Symbole odgrywają także ważną rolę w malarstwie. gatunek portretowy. Spójrzmy na wspaniały portret E. S. Avduliny autorstwa artysty Oresta Adamowicza. Kiprensky (1782-1836). Portret przedstawia młodą kobietę, która głęboko zamyśliła się nad czymś smutnym, która sprawia wrażenie oderwanej od wszystkiego, co ją otacza. Krucha i marzycielska, wydaje się nie z tego świata. A wszystkie szczegóły portretu podkreślają ten stan oderwania od świata zewnętrznego.

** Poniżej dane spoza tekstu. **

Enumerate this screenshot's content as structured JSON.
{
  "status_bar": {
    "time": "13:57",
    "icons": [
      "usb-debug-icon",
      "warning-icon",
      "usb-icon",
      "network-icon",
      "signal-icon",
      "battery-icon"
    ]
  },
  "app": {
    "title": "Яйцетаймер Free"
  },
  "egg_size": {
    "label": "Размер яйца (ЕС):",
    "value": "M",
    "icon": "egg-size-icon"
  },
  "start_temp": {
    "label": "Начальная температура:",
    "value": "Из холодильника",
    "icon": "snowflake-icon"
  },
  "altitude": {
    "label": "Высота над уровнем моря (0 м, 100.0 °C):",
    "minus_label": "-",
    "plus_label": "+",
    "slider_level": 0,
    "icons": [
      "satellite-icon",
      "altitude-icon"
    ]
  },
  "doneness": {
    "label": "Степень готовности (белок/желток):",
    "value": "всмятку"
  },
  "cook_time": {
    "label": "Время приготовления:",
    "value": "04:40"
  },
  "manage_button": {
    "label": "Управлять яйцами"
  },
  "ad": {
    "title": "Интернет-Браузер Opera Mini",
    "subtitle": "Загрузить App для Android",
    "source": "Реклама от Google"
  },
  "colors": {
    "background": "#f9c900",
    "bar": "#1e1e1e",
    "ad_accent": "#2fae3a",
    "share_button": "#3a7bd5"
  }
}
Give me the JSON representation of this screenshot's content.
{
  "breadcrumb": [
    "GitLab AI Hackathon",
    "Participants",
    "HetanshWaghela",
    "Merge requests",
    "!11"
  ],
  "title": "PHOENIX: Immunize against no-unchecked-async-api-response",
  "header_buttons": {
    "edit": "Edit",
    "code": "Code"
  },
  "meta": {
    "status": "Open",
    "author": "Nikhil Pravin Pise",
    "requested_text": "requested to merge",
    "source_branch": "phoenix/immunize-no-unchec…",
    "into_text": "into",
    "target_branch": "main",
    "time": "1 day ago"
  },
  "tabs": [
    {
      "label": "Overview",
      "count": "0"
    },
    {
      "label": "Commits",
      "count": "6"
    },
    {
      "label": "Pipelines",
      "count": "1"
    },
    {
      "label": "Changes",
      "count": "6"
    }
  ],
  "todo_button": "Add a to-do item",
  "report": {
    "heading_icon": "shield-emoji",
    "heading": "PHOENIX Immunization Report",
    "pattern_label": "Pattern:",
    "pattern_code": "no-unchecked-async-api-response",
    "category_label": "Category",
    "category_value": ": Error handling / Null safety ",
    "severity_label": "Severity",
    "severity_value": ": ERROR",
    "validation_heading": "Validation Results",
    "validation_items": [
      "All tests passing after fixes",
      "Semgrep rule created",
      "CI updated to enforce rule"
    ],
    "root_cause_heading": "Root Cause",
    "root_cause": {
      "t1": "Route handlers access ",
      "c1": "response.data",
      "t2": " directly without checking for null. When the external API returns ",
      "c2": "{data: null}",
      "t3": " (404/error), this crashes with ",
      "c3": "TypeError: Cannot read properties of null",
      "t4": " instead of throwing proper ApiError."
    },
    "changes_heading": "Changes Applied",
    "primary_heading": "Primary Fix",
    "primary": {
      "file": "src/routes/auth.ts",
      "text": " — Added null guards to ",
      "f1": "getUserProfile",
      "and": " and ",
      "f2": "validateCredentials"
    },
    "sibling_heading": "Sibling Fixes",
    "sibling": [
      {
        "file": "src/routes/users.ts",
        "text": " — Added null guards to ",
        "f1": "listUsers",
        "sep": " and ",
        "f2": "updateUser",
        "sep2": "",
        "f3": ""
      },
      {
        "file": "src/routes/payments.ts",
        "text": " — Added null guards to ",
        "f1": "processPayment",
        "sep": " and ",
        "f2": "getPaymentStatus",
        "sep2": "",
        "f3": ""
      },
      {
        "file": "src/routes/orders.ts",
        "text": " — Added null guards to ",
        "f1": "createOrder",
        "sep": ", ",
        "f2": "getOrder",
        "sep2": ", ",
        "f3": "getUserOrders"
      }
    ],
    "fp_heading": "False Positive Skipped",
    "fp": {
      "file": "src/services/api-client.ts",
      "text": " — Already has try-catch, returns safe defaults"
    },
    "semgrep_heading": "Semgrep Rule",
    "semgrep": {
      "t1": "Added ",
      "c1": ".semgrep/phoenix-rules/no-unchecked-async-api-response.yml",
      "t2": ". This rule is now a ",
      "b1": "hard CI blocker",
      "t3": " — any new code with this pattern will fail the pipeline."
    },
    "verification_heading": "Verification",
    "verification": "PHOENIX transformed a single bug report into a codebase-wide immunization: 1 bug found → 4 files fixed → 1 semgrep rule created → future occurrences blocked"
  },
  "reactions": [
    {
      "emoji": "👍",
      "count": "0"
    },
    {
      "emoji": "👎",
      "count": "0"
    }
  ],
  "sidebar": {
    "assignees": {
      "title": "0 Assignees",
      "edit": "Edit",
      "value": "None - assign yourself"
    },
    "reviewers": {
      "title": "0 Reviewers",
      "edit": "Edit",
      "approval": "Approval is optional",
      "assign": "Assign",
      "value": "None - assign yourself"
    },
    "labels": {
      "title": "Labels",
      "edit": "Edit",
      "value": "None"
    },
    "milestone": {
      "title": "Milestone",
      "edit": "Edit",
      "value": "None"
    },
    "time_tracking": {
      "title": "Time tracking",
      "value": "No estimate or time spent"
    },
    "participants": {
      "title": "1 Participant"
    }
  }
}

Avdulina ma na sobie czarną sukienkę, która niemal zlewa się z ciemnym tłem obrazu, a czarny kolor oznacza zapomnienie o wszelkich zmartwieniach, niepokojach i troskach otaczającej rzeczywistości codziennej, wyrzeczenie się jej. Dlatego kolor szat monastycznych jest czarny. Avdulina ma na sobie naszyjnik z pereł. Perły w symbolice chrześcijańskiej oznaczają jednocześnie bogactwo ducha, żal i smutek. A jeśli sama Avdulina jest ucieleśnieniem kruchego młodego piękna i duchowości, to ciemne chmury burzowe i droga delikatnie wznosząca się delikatnie pod górę, ledwo widoczna w półmroku, symbolizują trudną ścieżkę życia i przywołują ideę kruchości i bezbronność uduchowionego piękna w naszym surowym świecie.


Kiprensky O.A.
Portret Avduliny E.S.

Samotna gałązka hiacyntu stojąca w szklance wody przypomina nam smutną legendę o absurdalnej śmierci młodego ulubieńca boga Apolla, który po jego śmierci przemienił się w ten piękny kwiat. Biały kolor hiacyntu, podobnie jak kolor biały w ogóle, jest symbolem czystości moralnej, ale także śmierci, a fakt, że kwiat więdnie i kruszy się, oznacza przemijanie młodości i piękna. Złożony i opuszczony wachlarz w dłoni Avduliny również symbolizuje zniknięcie. Ta symbolika wachlarza jest związana z fazami księżyca (nieistnienie, pojawienie się, wzrost, pełne istnienie, zmniejszenie, zniknięcie). Jednym słowem, kiedy dokładnie i wnikliwie przyjrzysz się portretowi E. S. Avduliny, dojdziesz do wniosku, że podczas pracy artystę ogarnęły smutne myśli.